The Short Brothers (sometimes shortened to “Shorts”) concern was formed in 1908 with operations settled out of London (having since moved to Belfast, Ireland). The company made a name for itself in World War 1 as a manufacturer of floatplane aircraft and airships. Throughout the 1920s and 1930s, they became renowned for their series of flying boats that saw extensive service throughout World War 2 and in the subsequent Cold War. The Short concern continues operations today despite its sale to Bombardier in 1989 as a manufacturer of aircraft, aviation parts and systems.

With this long-running, storied history in place, Short developed the Short 330 in the early 1970s, the type eventually adopted into civilian service beginning in 1976. The 330 was a further evolution of the SC.7 Skyvan though given a lengthened fuselage and larger dimensions overall. Originally known under the SD3-30 designation, the 330 was marketed as a low maintenance product and retained the former’s high-mounted wings, deep slab-sided fuselage and noticeably raised empennage.

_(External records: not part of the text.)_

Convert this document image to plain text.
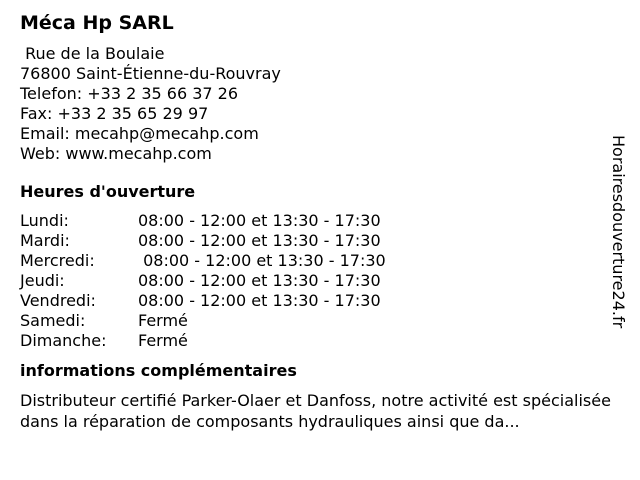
Méca Hp SARL
Rue de la Boulaie
76800 Saint-Étienne-du-Rouvray
Telefon: +33 2 35 66 37 26
Fax: +33 2 35 65 29 97
Email: mecahp@mecahp.com
Web: www.mecahp.com
Heures d'ouverture
Lundi:	08:00 - 12:00 et 13:30 - 17:30
Mardi:	08:00 - 12:00 et 13:30 - 17:30
Mercredi:	08:00 - 12:00 et 13:30 - 17:30
Jeudi:	08:00 - 12:00 et 13:30 - 17:30
Vendredi:	08:00 - 12:00 et 13:30 - 17:30
Samedi:	Fermé
Dimanche:	Fermé
informations complémentaires
Distributeur certifié Parker-Olaer et Danfoss, notre activité est spécialisée dans la réparation de composants hydrauliques ainsi que da...
Horairesdouverture24.fr
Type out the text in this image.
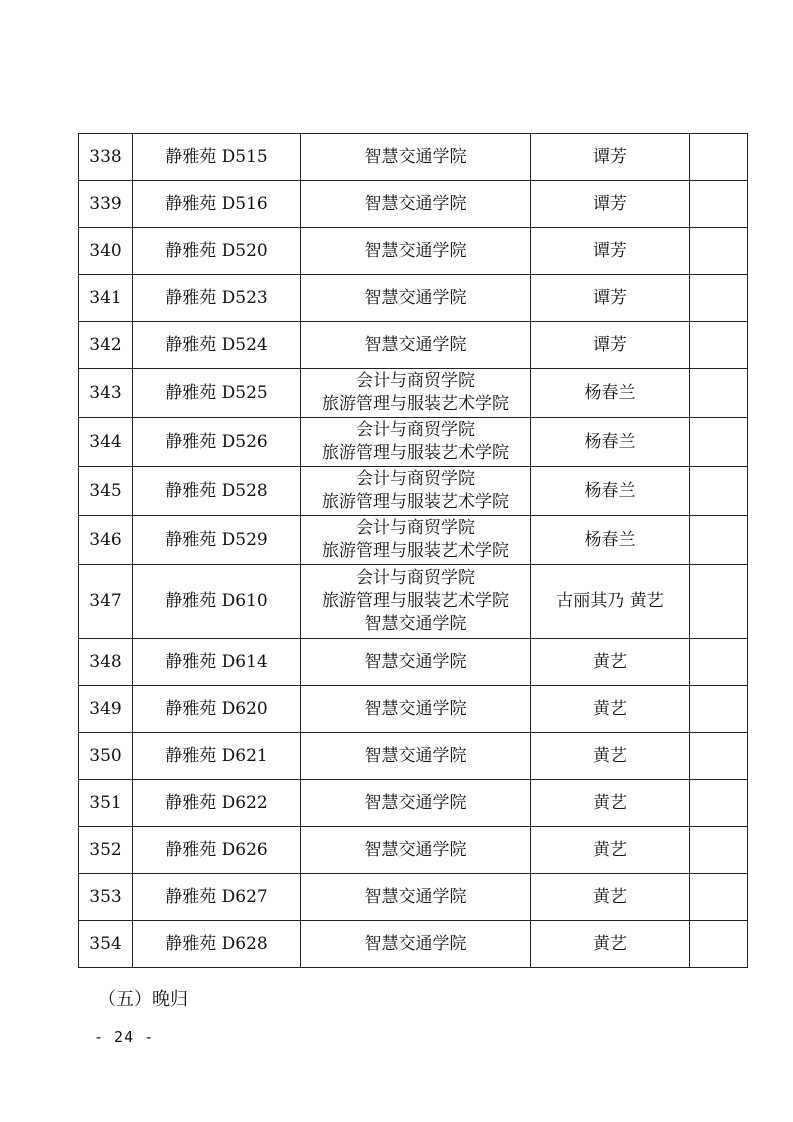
338	静雅苑 D515	智慧交通学院	谭芳	
339	静雅苑 D516	智慧交通学院	谭芳	
340	静雅苑 D520	智慧交通学院	谭芳	
341	静雅苑 D523	智慧交通学院	谭芳	
342	静雅苑 D524	智慧交通学院	谭芳	
343	静雅苑 D525	会计与商贸学院
旅游管理与服装艺术学院	杨春兰	
344	静雅苑 D526	会计与商贸学院
旅游管理与服装艺术学院	杨春兰	
345	静雅苑 D528	会计与商贸学院
旅游管理与服装艺术学院	杨春兰	
346	静雅苑 D529	会计与商贸学院
旅游管理与服装艺术学院	杨春兰	
347	静雅苑 D610	会计与商贸学院
旅游管理与服装艺术学院
智慧交通学院	古丽其乃 黄艺	
348	静雅苑 D614	智慧交通学院	黄艺	
349	静雅苑 D620	智慧交通学院	黄艺	
350	静雅苑 D621	智慧交通学院	黄艺	
351	静雅苑 D622	智慧交通学院	黄艺	
352	静雅苑 D626	智慧交通学院	黄艺	
353	静雅苑 D627	智慧交通学院	黄艺	
354	静雅苑 D628	智慧交通学院	黄艺	
（五）晚归
- 24 -
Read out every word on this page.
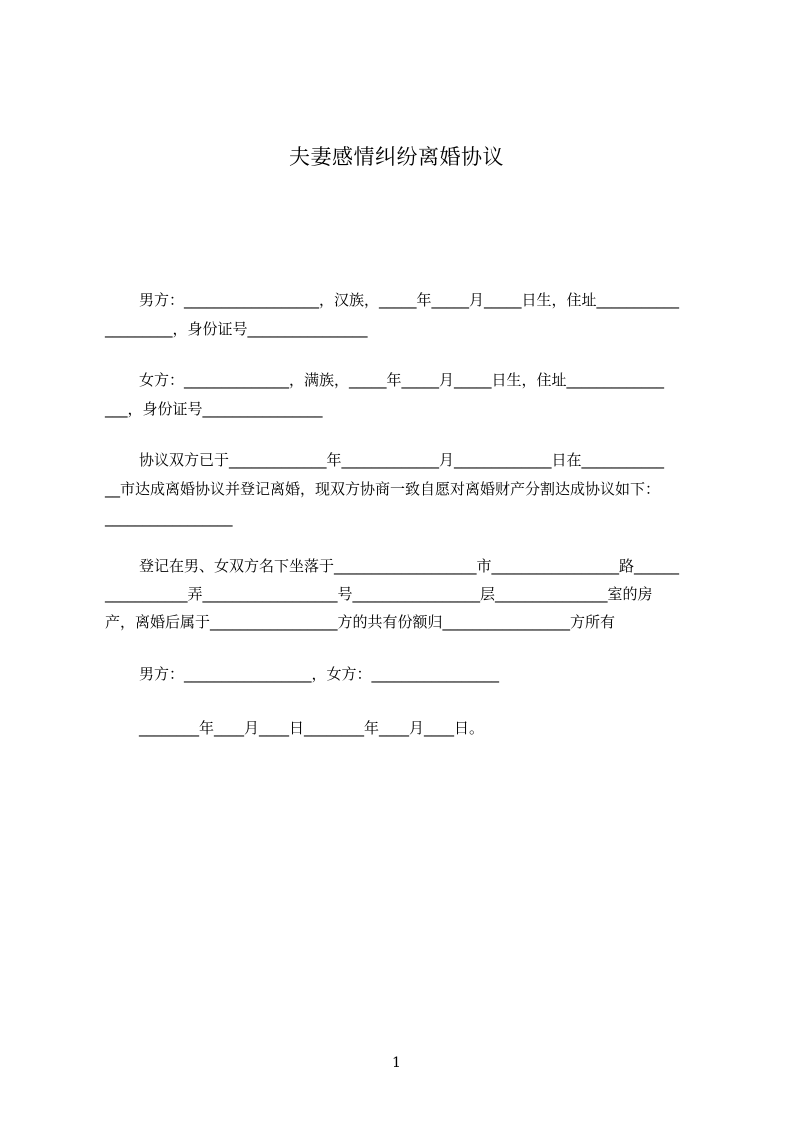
夫妻感情纠纷离婚协议
男方：__________________，汉族，_____年_____月_____日生，住址___________
_________，身份证号________________
女方：______________，满族，_____年_____月_____日生，住址_____________
___，身份证号________________
协议双方已于_____________年_____________月_____________日在___________
__市达成离婚协议并登记离婚，现双方协商一致自愿对离婚财产分割达成协议如下：
_________________
登记在男、女双方名下坐落于___________________市_________________路______
___________弄__________________号_________________层_______________室的房
产，离婚后属于_________________方的共有份额归_________________方所有
男方：_________________，女方：_________________
________年____月____日________年____月____日。
1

The aircraft were developed as rather compact, transport-minded, twin-engined airframes with good Short Take-Off and Landing (STOL) characteristics, allowing it to operate from shorter airfields than other aircraft of this class. The first 330 went airborne on August 22nd, 1974.

The United States Air Force took note of the type and placed an order for eighteen units in March of 1983 as part of Military Airlift Command (MAC), intended to serve primarily across American bases in Europe. The models were designated as C-23A “Sherpa” and did not feature fuselage windows while also being outfitted with a conveyor system and hydraulically-powered rear loading doors as well as a portside loading door. This variant of the Sherpa is powered by 2 x Pratt & Whitney Canada PT6A-45-R series turboprop engines, each delivering 1,200 horsepower for a maximum listed speed of 280 miles per hour and a listed cruise speed of 255 miles per hour. Operational range is approximately 770 miles with a service ceiling of 27,000 feet. The first C-23A began operational service with the USAF in 1985. USAF Sherpas operated until 1990.